Yeni başbakan bu kayıtla geldiğini bilecektir.
Erdoğan'ın yeni stratejisi ne olacak sorusuna gelince... İki ihtimal var:
Ya başkanlık sistemine geçişi arayacak bir siyasi hatta yürüyecek. Bunun için MHP içindeki krizin sonuçlarının görülmesi gerekir.
Ya da daha önce seslendirilen partili cumhurbaşkanlığı gündeme gelebilir. Türkiye tipi yarı başkanlık uygulaması olarak.
Önümüzdeki dönemde hükümet sistemi değişimi arayışı ve tartışmaları daha da hız kazanacak.

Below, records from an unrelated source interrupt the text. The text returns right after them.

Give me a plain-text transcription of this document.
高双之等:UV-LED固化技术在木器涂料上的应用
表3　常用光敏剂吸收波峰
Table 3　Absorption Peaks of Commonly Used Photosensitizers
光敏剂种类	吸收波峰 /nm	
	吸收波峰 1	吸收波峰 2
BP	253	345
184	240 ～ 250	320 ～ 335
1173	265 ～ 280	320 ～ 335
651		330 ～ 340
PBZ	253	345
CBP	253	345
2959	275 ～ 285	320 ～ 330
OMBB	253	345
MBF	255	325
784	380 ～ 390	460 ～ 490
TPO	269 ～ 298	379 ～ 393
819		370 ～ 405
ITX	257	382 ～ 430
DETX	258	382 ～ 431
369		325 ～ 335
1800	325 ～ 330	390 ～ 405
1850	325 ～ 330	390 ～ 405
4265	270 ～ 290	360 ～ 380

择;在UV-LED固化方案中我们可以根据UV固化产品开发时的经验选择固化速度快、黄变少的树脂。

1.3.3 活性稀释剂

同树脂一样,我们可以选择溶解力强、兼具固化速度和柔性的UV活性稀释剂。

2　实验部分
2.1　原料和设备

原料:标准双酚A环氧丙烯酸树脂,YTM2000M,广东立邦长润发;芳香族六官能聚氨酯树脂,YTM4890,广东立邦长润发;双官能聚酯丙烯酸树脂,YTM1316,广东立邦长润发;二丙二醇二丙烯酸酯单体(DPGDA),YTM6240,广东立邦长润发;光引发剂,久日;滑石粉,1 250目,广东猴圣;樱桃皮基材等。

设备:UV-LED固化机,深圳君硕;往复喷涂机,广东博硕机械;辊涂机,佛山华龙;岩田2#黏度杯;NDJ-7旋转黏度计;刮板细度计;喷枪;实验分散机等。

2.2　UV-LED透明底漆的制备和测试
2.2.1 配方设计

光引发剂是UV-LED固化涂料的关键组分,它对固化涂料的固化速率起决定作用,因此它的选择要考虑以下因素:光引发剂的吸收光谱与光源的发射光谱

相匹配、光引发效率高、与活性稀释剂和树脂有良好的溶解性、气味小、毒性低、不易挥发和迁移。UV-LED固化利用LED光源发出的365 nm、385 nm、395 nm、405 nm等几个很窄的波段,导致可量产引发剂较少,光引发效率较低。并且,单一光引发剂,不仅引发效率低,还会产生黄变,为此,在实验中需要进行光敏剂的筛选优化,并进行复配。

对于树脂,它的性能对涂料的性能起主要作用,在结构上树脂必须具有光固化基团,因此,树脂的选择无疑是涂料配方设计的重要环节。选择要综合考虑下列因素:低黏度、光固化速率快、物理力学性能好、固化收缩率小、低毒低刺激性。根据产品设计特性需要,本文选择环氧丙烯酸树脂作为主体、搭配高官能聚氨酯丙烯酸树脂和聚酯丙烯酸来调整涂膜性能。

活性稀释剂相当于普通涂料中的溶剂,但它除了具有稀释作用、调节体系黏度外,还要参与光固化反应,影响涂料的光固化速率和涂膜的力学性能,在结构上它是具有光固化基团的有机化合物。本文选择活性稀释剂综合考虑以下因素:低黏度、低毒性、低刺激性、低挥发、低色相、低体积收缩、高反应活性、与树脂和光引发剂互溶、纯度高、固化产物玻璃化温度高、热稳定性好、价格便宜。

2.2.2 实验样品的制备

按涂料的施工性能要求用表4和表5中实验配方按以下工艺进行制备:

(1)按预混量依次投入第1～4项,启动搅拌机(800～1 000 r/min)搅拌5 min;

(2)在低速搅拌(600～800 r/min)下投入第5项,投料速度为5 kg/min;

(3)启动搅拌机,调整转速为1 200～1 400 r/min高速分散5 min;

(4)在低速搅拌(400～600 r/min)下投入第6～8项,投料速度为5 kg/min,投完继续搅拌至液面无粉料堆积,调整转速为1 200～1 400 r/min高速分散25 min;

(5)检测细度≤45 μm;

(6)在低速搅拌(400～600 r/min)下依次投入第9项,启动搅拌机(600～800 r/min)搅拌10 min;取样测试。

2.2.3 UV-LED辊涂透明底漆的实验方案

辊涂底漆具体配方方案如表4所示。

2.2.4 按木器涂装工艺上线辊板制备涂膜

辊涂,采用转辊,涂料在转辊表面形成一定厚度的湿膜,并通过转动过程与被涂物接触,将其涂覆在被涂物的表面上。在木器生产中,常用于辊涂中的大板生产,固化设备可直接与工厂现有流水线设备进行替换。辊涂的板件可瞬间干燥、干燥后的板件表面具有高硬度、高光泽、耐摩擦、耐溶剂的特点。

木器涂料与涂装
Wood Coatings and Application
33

AK Parti Türkiye siyasetinde müstesna bir yere sahip. Başka partiler için bölünme ve büyük kavga sebebi olacak bir görev değişiminin bu olgunlukla gerçekleşmesi bunun yeni bir göstergesi. Hem de ANAP ya da DYP'de yaşananlarla kıyaslanamayacak bir hava ile...
Kuşkusuz bu geçişte AK Parti hareketinin kurucu lideri Erdoğan'ın siyasi maharetinin payı büyük.
2019'a kadar siyasetin ana mecrası olan AK Parti'nin yeni bir dönemi kucaklayacak sinerjiyle yoluna devam etmesi gerekiyor.